Despite an increase in home diagnostic tests of Thriva and Everlywell, there is no clinically proven way to test for perimenopause. “Anyone who tells you we can just measure your estrogen and progesterone is giving you some bullshit,” says Alicia Jackson, PhD, founder of Still, a telehealth company that aims to provide patients with 24/7 online perimenopause support, as well as virtual hormone therapy plans. This is because our hormone levels during this transition vary wildly from day to day, so testing them for a quantifiable diagnosis is unreliable. “There is no set value for them,” agrees Barbieri. What hormonal test box helping, she says, is to rule out other conditions (like thyroid abnormalities, for example) that can often present as perimenopause. Somi Javaid, MD, a Cincinnati-based obstetrician, uses hormone testing to HerMDpractice she runs in Ohio and Kentucky, for a different reason: “If women see that their FSH [follicle-stimulating hormone]responsible for controlling our menstrual cycles, increases and their estrogen and testosterone levels decrease, I may not be able to tell them that they are in perimenopause, but it helps them understand that some things continues,” says Javaid, adding that this type of validation is extremely important: “So many women who complain about perimenopausal symptoms get fired.”

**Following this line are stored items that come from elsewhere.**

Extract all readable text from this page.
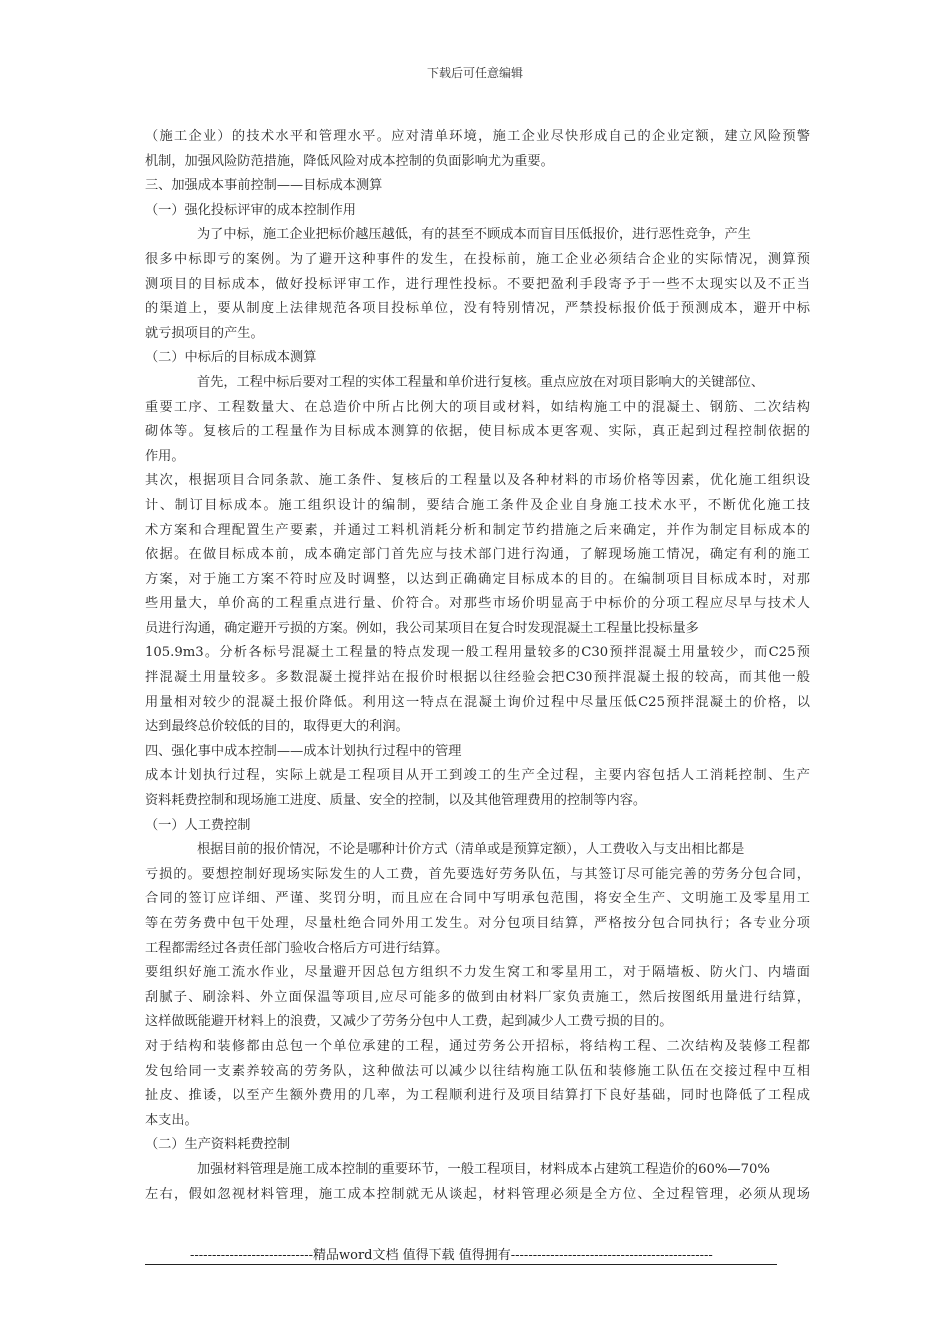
下载后可任意编辑
（施工企业）的技术水平和管理水平。应对清单环境，施工企业尽快形成自己的企业定额，建立风险预警
机制，加强风险防范措施，降低风险对成本控制的负面影响尤为重要。
三、加强成本事前控制——目标成本测算
（一）强化投标评审的成本控制作用
为了中标，施工企业把标价越压越低，有的甚至不顾成本而盲目压低报价，进行恶性竞争，产生
很多中标即亏的案例。为了避开这种事件的发生，在投标前，施工企业必须结合企业的实际情况，测算预
测项目的目标成本，做好投标评审工作，进行理性投标。不要把盈利手段寄予于一些不太现实以及不正当
的渠道上，要从制度上法律规范各项目投标单位，没有特别情况，严禁投标报价低于预测成本，避开中标
就亏损项目的产生。
（二）中标后的目标成本测算
首先，工程中标后要对工程的实体工程量和单价进行复核。重点应放在对项目影响大的关键部位、
重要工序、工程数量大、在总造价中所占比例大的项目或材料，如结构施工中的混凝土、钢筋、二次结构
砌体等。复核后的工程量作为目标成本测算的依据，使目标成本更客观、实际，真正起到过程控制依据的
作用。
其次，根据项目合同条款、施工条件、复核后的工程量以及各种材料的市场价格等因素，优化施工组织设
计、制订目标成本。施工组织设计的编制，要结合施工条件及企业自身施工技术水平，不断优化施工技
术方案和合理配置生产要素，并通过工料机消耗分析和制定节约措施之后来确定，并作为制定目标成本的
依据。在做目标成本前，成本确定部门首先应与技术部门进行沟通，了解现场施工情况，确定有利的施工
方案，对于施工方案不符时应及时调整，以达到正确确定目标成本的目的。在编制项目目标成本时，对那
些用量大，单价高的工程重点进行量、价符合。对那些市场价明显高于中标价的分项工程应尽早与技术人
员进行沟通，确定避开亏损的方案。例如，我公司某项目在复合时发现混凝土工程量比投标量多
105.9m3。分析各标号混凝土工程量的特点发现一般工程用量较多的C30预拌混凝土用量较少，而C25预
拌混凝土用量较多。多数混凝土搅拌站在报价时根据以往经验会把C30预拌混凝土报的较高，而其他一般
用量相对较少的混凝土报价降低。利用这一特点在混凝土询价过程中尽量压低C25预拌混凝土的价格，以
达到最终总价较低的目的，取得更大的利润。
四、强化事中成本控制——成本计划执行过程中的管理
成本计划执行过程，实际上就是工程项目从开工到竣工的生产全过程，主要内容包括人工消耗控制、生产
资料耗费控制和现场施工进度、质量、安全的控制，以及其他管理费用的控制等内容。
（一）人工费控制
根据目前的报价情况，不论是哪种计价方式（清单或是预算定额），人工费收入与支出相比都是
亏损的。要想控制好现场实际发生的人工费，首先要选好劳务队伍，与其签订尽可能完善的劳务分包合同，
合同的签订应详细、严谨、奖罚分明，而且应在合同中写明承包范围，将安全生产、文明施工及零星用工
等在劳务费中包干处理，尽量杜绝合同外用工发生。对分包项目结算，严格按分包合同执行；各专业分项
工程都需经过各责任部门验收合格后方可进行结算。
要组织好施工流水作业，尽量避开因总包方组织不力发生窝工和零星用工，对于隔墙板、防火门、内墙面
刮腻子、刷涂料、外立面保温等项目,应尽可能多的做到由材料厂家负责施工，然后按图纸用量进行结算，
这样做既能避开材料上的浪费，又减少了劳务分包中人工费，起到减少人工费亏损的目的。
对于结构和装修都由总包一个单位承建的工程，通过劳务公开招标，将结构工程、二次结构及装修工程都
发包给同一支素养较高的劳务队，这种做法可以减少以往结构施工队伍和装修施工队伍在交接过程中互相
扯皮、推诿，以至产生额外费用的几率，为工程顺利进行及项目结算打下良好基础，同时也降低了工程成
本支出。
（二）生产资料耗费控制
加强材料管理是施工成本控制的重要环节，一般工程项目，材料成本占建筑工程造价的60%—70%
左右，假如忽视材料管理，施工成本控制就无从谈起，材料管理必须是全方位、全过程管理，必须从现场
----------------------------精品word文档 值得下载 值得拥有----------------------------------------------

According to a recent report published in The New York Times, female patients – and especially women of color – are far more likely than men to undergo some kind of medical gaslighting (in which legitimate symptoms are invalidated by doctors); when it comes to perimenopause, this rejection may be even more widespread. Stacy London has experienced this. The longtime fashion stylist’s hormonal transition at age 46 had a number of typical markers. “I started feeling anxious all the time, my skin got worse, my joints were sore, I had insomnia and terrible brain fog,” says London. “I thought my brain was shorted out, because I couldn’t remember the words.” The London doctor acknowledged his symptoms but provided little recourse for treatment. “She said, ‘It’s just menopause, you’ll be fine,'” London recalled. The experience compelled her to join State ofa skin and body care line she became CEO of in 2021 that aims to give the menopause transition a makeover, one beautifully packaged tube of joint cream at a time.